Top Ten Reasons Why Estate Planning Should Top Your New Year's Resolutions

Did you make any New Year's Resolutions this year? If you're one of the millions of people who like to get organized and set priorities at the beginning of each new year, take a look at this article by Ontario lawyer Donna Neff. She gives ten good reasons why estate planning should be on your list of must-do plans for this year.


  1. Dear Lynne,

    Thank you for so generously sharing your knowledge and expertise on this blog. One piece of advice I would like to pass on to your readers is to consider the disposition of any timeshare property in their estate plans.

    I am currently the executor of a near-insolvent estate with a timeshare property in Florida. (The other assets of the estate are a house with encumbrances that exceed its current appraised value and some promissory notes that are proving difficult (probably impossible) to collect.There are also two unsecured lines of credit.)

    The timeshare has a market value of nil, as far as I can determine (searching EBay for sold listings in that area.) To sell or give the property back to the resort or to transfer the title to a beneficiary, it would have to go through ancillary probate in Florida ($1500-$2000 USD), maintenance fees would have to be paid ($1050 USD), as would transfer/closing costs (est. $500 USD).

    So, if your readers own timeshare property, my advice would be:

    - find out the current market value of the timeshare and its ongoing maintenance fees

    - determine the probate laws of the place where the timeshare is located

    - estimate any other costs such as transfer fees, closing costs

    - ask if any potential beneficiaries would like to own the timeshare and its associated costs.

    Then decide if your best bet is to dispose of the timeshare before you die. Had the friend for whom I am executor had done so, the cost would probably have been under $500 USD.

    Thank you!

    p.s. I have given this advice to two friends who also own timeshares. They have ignored it, believing their timeshares have more value than the market shows and that their children really want this ongoing "perpetual" obligation.

    1. Thanks very much for this advice to readers, and I support your comments completely.

      You raise a couple of really interesting questions in your last paragraph. One is that people ignore your advice, regardless of the fact that it's accurate and timely. Welcome to my world! :) People are really good at convincing themselves that assets "must" have value. I've seen someone leave a mineral title worth $1.39 to four kids because it "must" be worth more than I'm telling them. The same holds true for time shares. They generally don't have a lot of value compared to the cost of transfer and administration.

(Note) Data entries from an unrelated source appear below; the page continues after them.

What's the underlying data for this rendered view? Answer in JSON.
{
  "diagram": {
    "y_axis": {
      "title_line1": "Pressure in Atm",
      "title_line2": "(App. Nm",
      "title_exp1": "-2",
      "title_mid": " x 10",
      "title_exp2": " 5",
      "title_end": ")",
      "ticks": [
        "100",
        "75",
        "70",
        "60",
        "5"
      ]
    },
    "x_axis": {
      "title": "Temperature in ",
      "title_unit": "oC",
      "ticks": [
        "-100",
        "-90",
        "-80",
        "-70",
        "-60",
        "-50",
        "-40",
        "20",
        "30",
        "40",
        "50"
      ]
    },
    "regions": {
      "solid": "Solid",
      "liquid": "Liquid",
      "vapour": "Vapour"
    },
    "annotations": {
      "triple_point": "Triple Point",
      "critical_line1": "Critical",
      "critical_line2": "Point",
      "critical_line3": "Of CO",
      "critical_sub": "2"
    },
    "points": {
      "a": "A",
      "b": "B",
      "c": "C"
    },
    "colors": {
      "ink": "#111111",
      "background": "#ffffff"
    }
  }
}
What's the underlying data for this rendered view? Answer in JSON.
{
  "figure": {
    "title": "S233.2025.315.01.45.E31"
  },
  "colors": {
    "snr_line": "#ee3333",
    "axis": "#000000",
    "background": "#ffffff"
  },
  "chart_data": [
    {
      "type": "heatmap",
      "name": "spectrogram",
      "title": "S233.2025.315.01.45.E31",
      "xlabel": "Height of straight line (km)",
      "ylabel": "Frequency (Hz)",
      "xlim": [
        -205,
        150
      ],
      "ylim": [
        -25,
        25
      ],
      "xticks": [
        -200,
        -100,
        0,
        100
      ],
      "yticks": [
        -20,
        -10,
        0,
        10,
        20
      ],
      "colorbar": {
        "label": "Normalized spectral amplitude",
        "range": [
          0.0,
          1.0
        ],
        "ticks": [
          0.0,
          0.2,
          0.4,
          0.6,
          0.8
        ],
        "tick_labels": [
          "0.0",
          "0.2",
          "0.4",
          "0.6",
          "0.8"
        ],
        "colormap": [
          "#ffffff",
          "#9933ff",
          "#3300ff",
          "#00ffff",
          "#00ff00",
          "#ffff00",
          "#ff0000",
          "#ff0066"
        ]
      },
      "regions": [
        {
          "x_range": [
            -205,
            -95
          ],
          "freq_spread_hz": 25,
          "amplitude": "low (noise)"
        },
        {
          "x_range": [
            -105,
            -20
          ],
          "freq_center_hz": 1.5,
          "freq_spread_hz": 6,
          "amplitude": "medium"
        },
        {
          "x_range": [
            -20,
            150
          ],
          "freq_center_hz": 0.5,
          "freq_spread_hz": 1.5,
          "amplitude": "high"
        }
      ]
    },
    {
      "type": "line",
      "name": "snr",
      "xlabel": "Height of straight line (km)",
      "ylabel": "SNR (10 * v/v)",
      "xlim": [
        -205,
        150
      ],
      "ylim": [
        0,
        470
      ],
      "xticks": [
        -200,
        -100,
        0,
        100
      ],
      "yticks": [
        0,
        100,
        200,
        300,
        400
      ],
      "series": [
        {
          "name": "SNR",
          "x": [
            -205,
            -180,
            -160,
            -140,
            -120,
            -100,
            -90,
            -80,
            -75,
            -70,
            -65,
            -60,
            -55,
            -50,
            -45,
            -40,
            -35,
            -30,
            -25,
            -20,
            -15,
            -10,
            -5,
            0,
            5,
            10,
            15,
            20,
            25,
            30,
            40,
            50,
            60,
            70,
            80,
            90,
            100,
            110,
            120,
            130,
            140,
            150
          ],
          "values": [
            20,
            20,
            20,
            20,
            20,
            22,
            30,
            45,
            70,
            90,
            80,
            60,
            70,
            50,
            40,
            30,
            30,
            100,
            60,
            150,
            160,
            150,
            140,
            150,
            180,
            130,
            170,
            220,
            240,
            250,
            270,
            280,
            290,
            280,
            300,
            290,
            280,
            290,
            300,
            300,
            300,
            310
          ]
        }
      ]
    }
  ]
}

      Your other excellent point is that they believe the kids really want to own the timeshare. If they only knew how wrong almost everyone is about that assumption. Maybe one of the kids will value it. Maybe none will. But they simply cannot even fathom the pain in the ass the kids will have if they ALL own a title that has little or no value, and that they can't all use during the time available. Putting all the kids' names on an asset doesn't even work for local, easily accessible assets; putting them all on a timeshare is absolute punishment.

      When people ask me if they should leave assets like this to all the kids, I usually answer, "sure, if you hate them".


  2. Just came across this discussion as we SO would love NOT to have our timeshare left to our children upon our death(s) since we find it a pain in the ars and we know that they don't want the burden of it. Problem is, how do we avoid this. When it was mentioned....."So, if your readers own timeshare property, my advice would be: dispose of the timeshare before you die."

    How in the world can we do this.??(dispose of it).
    NO ONE wants it!!!

    I would love to just walk away from it and avoid paying the yearly maintenance fee but fear the repercussions(collection agency)since we have impeccable credit.


    1. Wow. I've heard some stories from timeshare owners having problems getting rid of them, but yours sounds pretty bad. Do I think you should walk away and risk your credit? No. Do I have any ideas about how to sell something nobody wants? No. I wish I could be of more help, but there isn't much I can do.